Près du quart des 444 répondants à un sondage mené par l'UNEQ, début octobre, disent avoir subi un comportement inadéquat répétitif ou une inconduite grave. Le tiers des femmes ou des personnes issues des minorités de genre, parmi les répondants, déclarent avoir vécu une situation semblable. Dans ce sous-groupe, une personne sur sept déclare avoir subi des attouchements dans le cadre de relations professionnelles. Plus d'une sur cinq a subi de l'intimidation et une sur trois rapporte avoir été visée par des propos humiliants.

«Ça fait froid dans le dos! a écrit dans un communiqué diffusé mardi la présidente de l'UNEQ, Suzanne Aubry. Ces données doivent nous alerter sur l'ampleur d'un phénomène tenu secret trop longtemps.»

Ces abus sont en partie le résultat d’un déséquilibre dans les rapports de force au sein du milieu littéraire, selon l’UNEQ. D’ailleurs, 59% des personnes qui en ont été victimes disent ne pas avoir tenté de parler à l'un des responsables de l'entreprise ou de l'organisation littéraire, par crainte des conséquences ou parce que c'était impossible.

  • Écoutez l’entrevue avec le directeur général de l’UNEQ Laurent Dubois à QUB radio

«Il faut bien comprendre que l'absence de représentation collective pour nos artistes entraîne une loi du silence tacite dans le milieu.
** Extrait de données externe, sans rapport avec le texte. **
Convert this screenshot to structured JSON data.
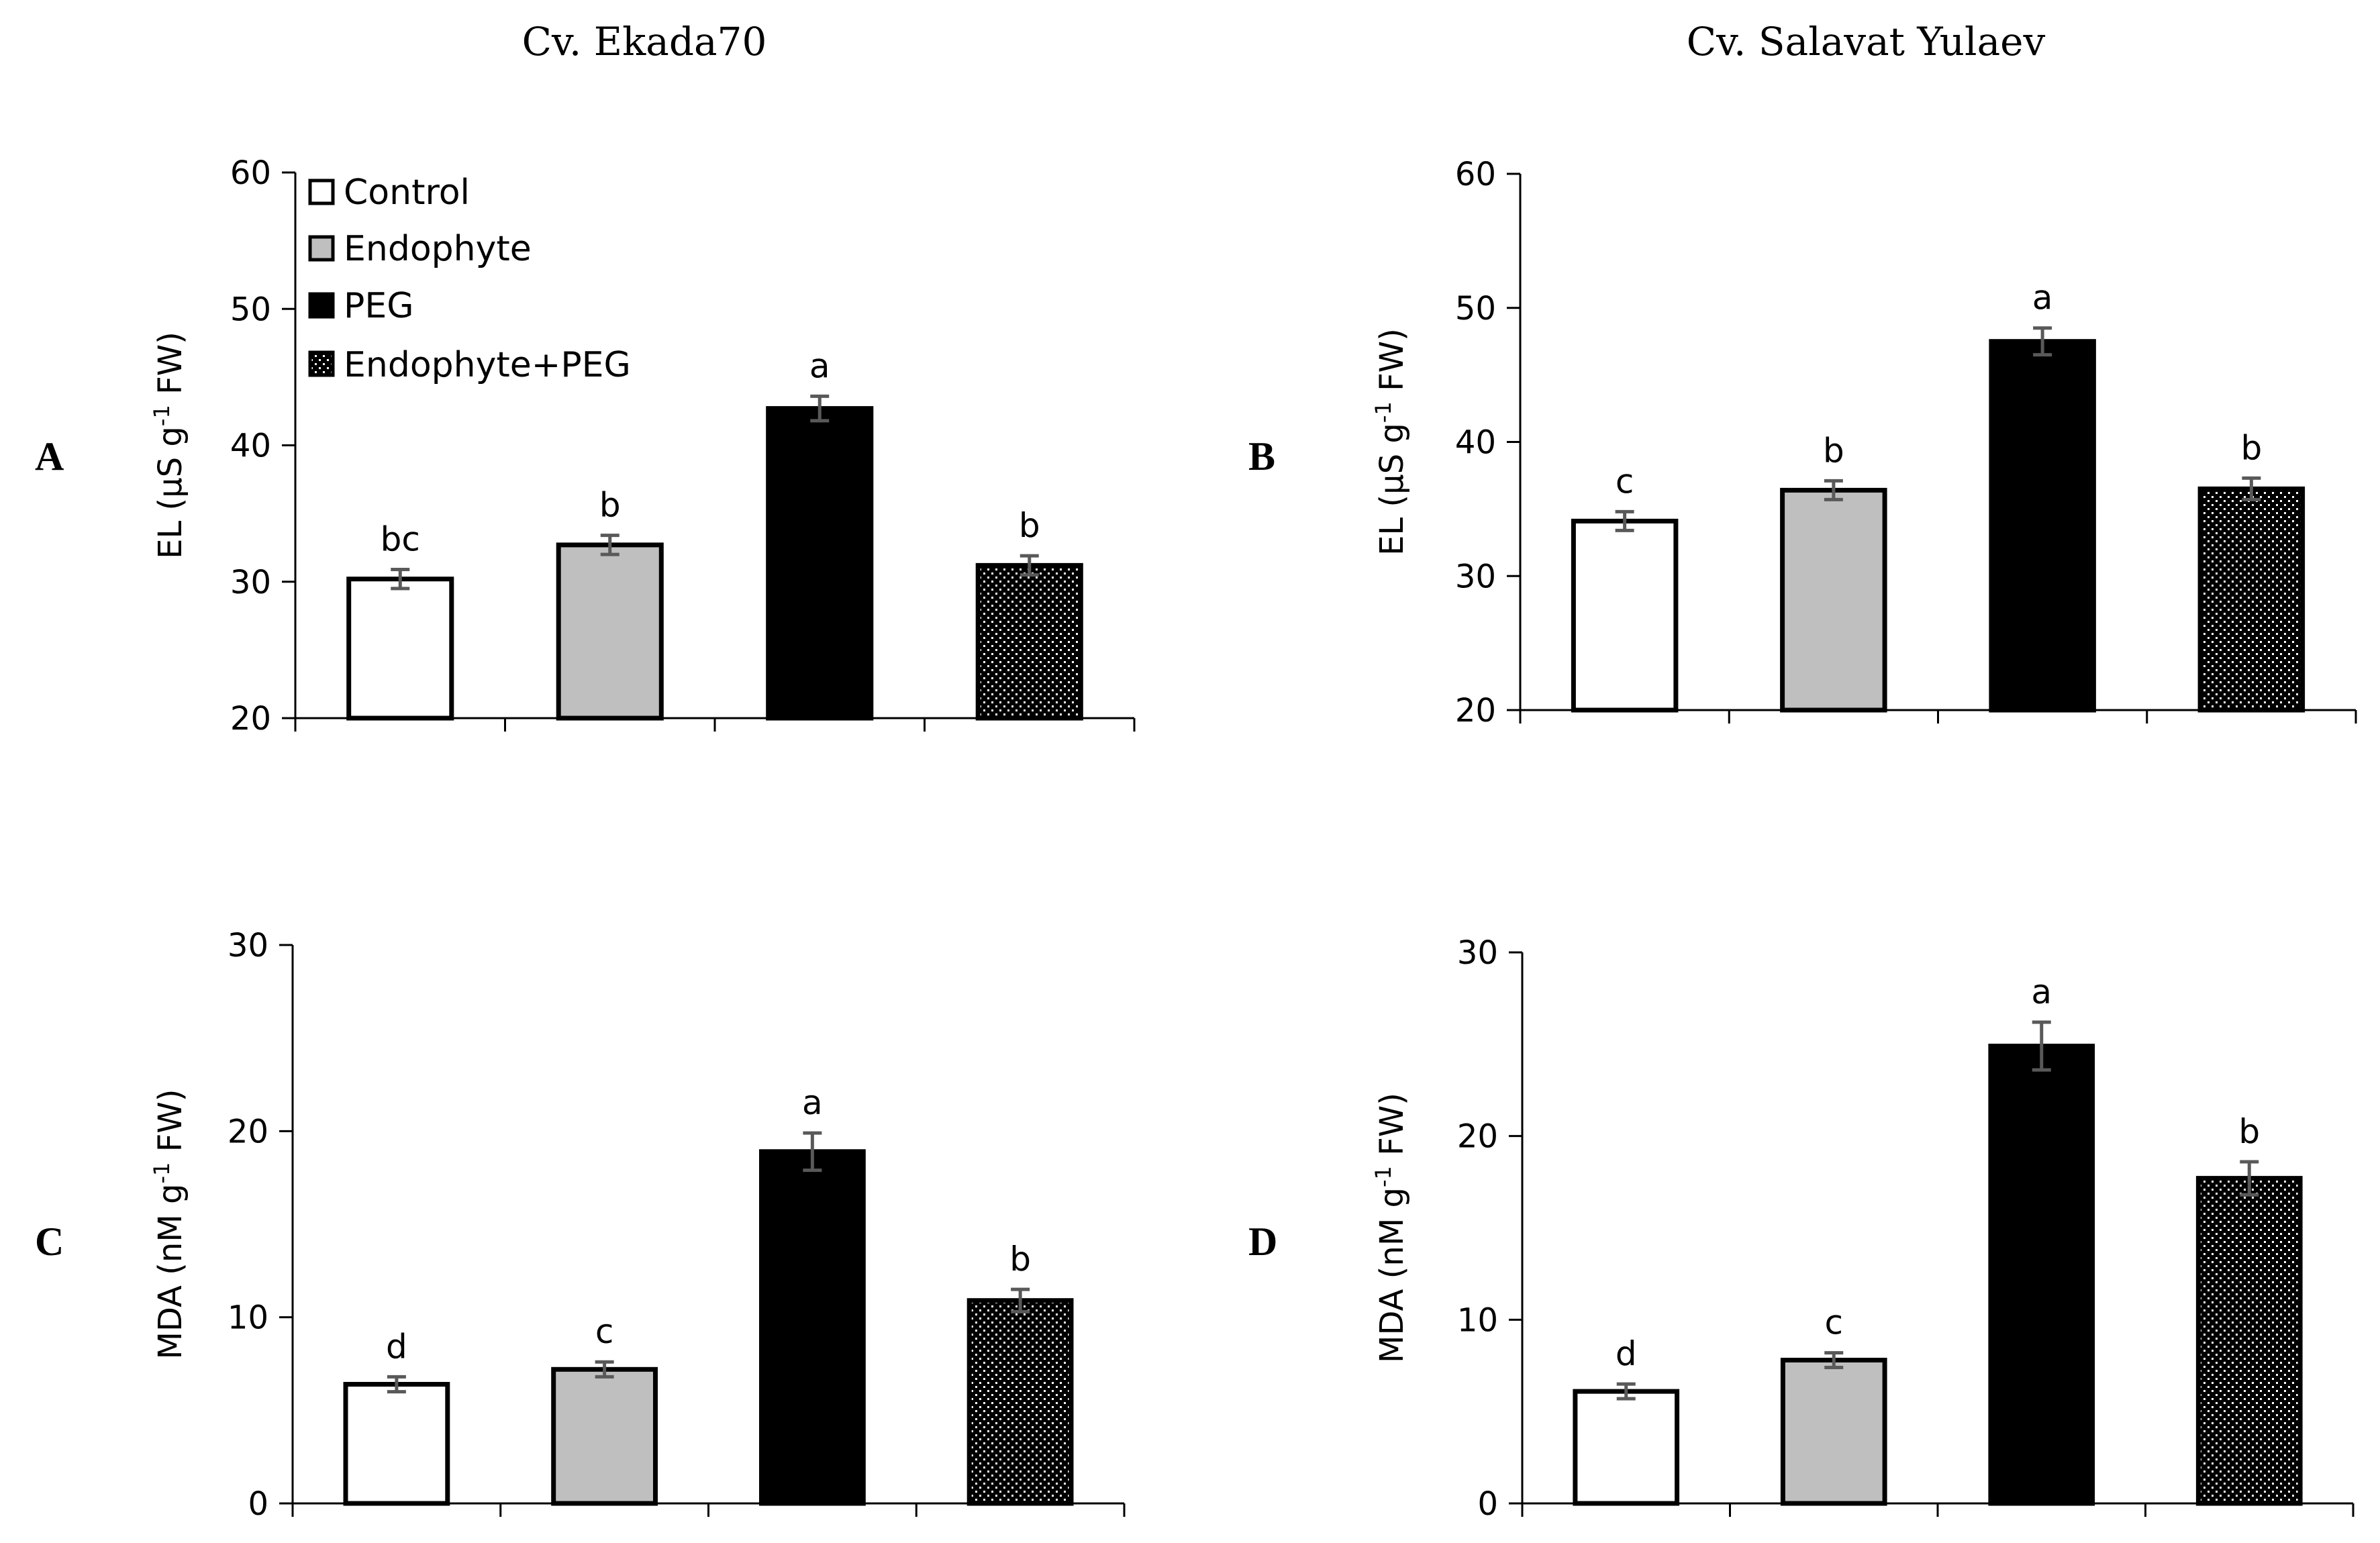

Comment voulez-vous exprimer une difficulté vécue quand rien ne vous protège, quand vous pouvez être placé du jour au lendemain sur une liste noire des écrivaines et écrivains qui osent parler?» a dit Laurent Dubois, directeur général de l'UNEQ.

L’Union estime que des mécanismes formels pour traiter les plaintes doivent être mis en place. Elle souligne que 88,2% des gens sondés dans son enquête sont en faveur de mesures de grief, de médiation et d'arbitrage.

«Cette situation ne peut plus durer! Il est grand temps de changer complètement de paradigme et d'instaurer un véritable dialogue social. Nous nous rassemblons, solidaires, unis, pour dénoncer, certes, mais aussi pour obtenir une justice réparatrice et une protection décente pour les autrices et les auteurs que nous représentons», a conclu Suzanne Aubry.